Unter den Blasorchestern im Landkreis Konstanz rangiere der Musikverein Steißlingen ganz oben, sagt Dirigent Michael Forster während des Frühjahrskonzertes. Das Orchester spielt in der Oberklasse. "Von den dörflichen Musikvereinen gehören wir zu den Besten", erläuterte Forster. Aber auch zu den Ältesten: Der Musikverein Steißlingen war 1893 eines der Gründungsmitglieder des heutigen Blasmusikverbands Hegau-Bodensee, der sein 125. Jubiläum im Juni mit einem großen Verbandsmusikfest feiert.

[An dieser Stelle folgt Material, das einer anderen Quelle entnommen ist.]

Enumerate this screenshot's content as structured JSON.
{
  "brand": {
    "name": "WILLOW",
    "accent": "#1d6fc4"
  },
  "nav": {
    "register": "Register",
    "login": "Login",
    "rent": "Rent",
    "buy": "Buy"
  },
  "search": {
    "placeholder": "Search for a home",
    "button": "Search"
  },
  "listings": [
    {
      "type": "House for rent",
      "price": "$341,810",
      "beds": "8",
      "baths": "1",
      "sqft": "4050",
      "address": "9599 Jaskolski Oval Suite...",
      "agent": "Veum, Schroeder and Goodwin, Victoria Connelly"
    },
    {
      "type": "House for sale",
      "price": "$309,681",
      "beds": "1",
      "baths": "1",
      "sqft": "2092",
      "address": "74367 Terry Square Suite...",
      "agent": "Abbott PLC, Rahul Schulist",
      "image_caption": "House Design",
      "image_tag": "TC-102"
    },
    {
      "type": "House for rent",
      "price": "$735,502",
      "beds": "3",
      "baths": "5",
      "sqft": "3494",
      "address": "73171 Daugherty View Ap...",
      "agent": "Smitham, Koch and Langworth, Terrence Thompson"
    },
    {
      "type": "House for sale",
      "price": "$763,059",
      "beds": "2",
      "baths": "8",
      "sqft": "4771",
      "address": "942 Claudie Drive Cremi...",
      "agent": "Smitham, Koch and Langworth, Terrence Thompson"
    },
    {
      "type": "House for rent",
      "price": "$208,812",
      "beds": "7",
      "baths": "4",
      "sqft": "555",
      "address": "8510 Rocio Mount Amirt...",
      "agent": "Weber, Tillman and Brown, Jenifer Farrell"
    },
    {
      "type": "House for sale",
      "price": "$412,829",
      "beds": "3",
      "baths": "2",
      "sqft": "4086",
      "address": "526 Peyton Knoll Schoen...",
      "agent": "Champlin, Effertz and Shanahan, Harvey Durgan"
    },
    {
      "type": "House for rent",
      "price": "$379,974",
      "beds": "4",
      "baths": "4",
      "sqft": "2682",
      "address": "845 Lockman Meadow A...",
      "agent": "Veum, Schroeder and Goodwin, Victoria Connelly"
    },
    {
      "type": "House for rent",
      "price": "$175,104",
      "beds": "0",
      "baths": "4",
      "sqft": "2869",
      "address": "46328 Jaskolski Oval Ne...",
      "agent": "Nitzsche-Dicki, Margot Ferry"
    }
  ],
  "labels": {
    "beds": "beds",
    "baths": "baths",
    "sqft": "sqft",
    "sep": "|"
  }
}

Das Frühjahrskonzert des MV Steißlingen, ein Doppelkonzert mit dem Jugendblasorchester, stand unter dem musikalischen Motto "Kontraste". Beim Jugendblasorchester bestimmte nicht der Dirigent das Musikprogramm, wie sonst üblich, sondern die Mitglieder der einzelnen Instrumentengruppen. Die Auswahl der jungen Musiker traf das Motto des Abends punktgenau. Filmmusiken aus "Die Schöne und das Biest", der Reihe "Transformers" und aus "Fluch der Karibik" erkor der Nachwuchs zu seinen Favoriten. Allein die Auswahl der Zugabe mit einem Titel der Soul- und Funk-Band Earth, Wind and Fire oblag Dirigent Florian Fritschi und brachte einen zusätzlichen zeitlichen Kontrast. "Hmm, war unsere Reaktion auf seine Wahl. Haben wir noch nicht gehört. Da waren wir noch gar nicht geboren", beschrieb Moderatorin Alina Forster die musikalische Achterbahnfahrt des Abends.

Österreich-Ungarn liegt musikalisch neben Amerika

Dominierte der Kontrast das Abendrepertoire beim musikalischen Nachwuchs, könnte die Steigerungsform für Kontrast bei den erwachsenen Bläsern mit der Redewendung "je oller, desto doller" charakterisiert werden. Die musikalische Reise durch die Welt des Kontrastes begann in Ungarn mit "Puszta", einer Suite aus vier Zigeunertänzen von Jan van der Roost. Mal feurig, mal melancholisch, dann romantisch und fast Barock bringt diese Musik die slawische Seele zum Klingen. Von der ungarischen Steppe führte der kontrastreiche Weg in den Wilden Westen nach Virginia. Jacob de Haans Komposition interpretiert drei Abschnitte aus Virginias Geschichte: die Kolonisation, die Sklaverei und den Bürgerkrieg. Entsprechend kontrastreich bis hin zum Blues widerspiegeln die musikalischen Elemente die einzelnen Zeitabschnitte. Beim Wertungsspiel am 9. Juni, anlässlich des Jubiläumsfests des Blasmusikverbands, will der Steißlinger Musikverein mit dem schwungvollen "Virginia" punkten.

Weiter führte die Reise in die Zeit der Kaiserlich und Königlichen Monarchie mit dem Konzertmarsch "Kaiserin Sissi". In kurzer Zeit hatte Timo Dellwegs Marsch die Blasmusikwelt erobert. Etwas verrückt wurde der Reiseweg durch die kontrastreiche Musikwelt mit "Loco Motion". Eine Komposition, die durch verrückt schnelle Rhythmuswechsel herausfordere, erklärte Dirigent Forster. Nach "Braveheart" fand die Reise durch die Welt des Kontrastes ein schwungvolles Ende in der Funk-Musik mit "Uptown Funk".

Verband dankt für Treue

Beim Frühjahrskonzert wurden sechs Steißlinger Musiker mit der Ehrennadel in Gold durch Jürgen Schröder, stellvertretender Präsident des Blasmusikverbands Hegau-Bodensee, für ihr jahrzehntelanges musikalisches Engagement geehrt. Mit der Ehrennadel in Gold für 30-jährige aktive Mitgliedschaft wurde Thomas Schirmer ausgezeichnet. Die Ehrennadel in Gold des Verbands Hegau-Bodenseee und des Bunds Deutscher Blasmusikverbände für 40 Jahre aktive Mitgliedschaft erhielten Karin Lessmann, Jürgen Breinlinger, Thomas Braun, Berthold Knapp und Dirigent Michael Forster.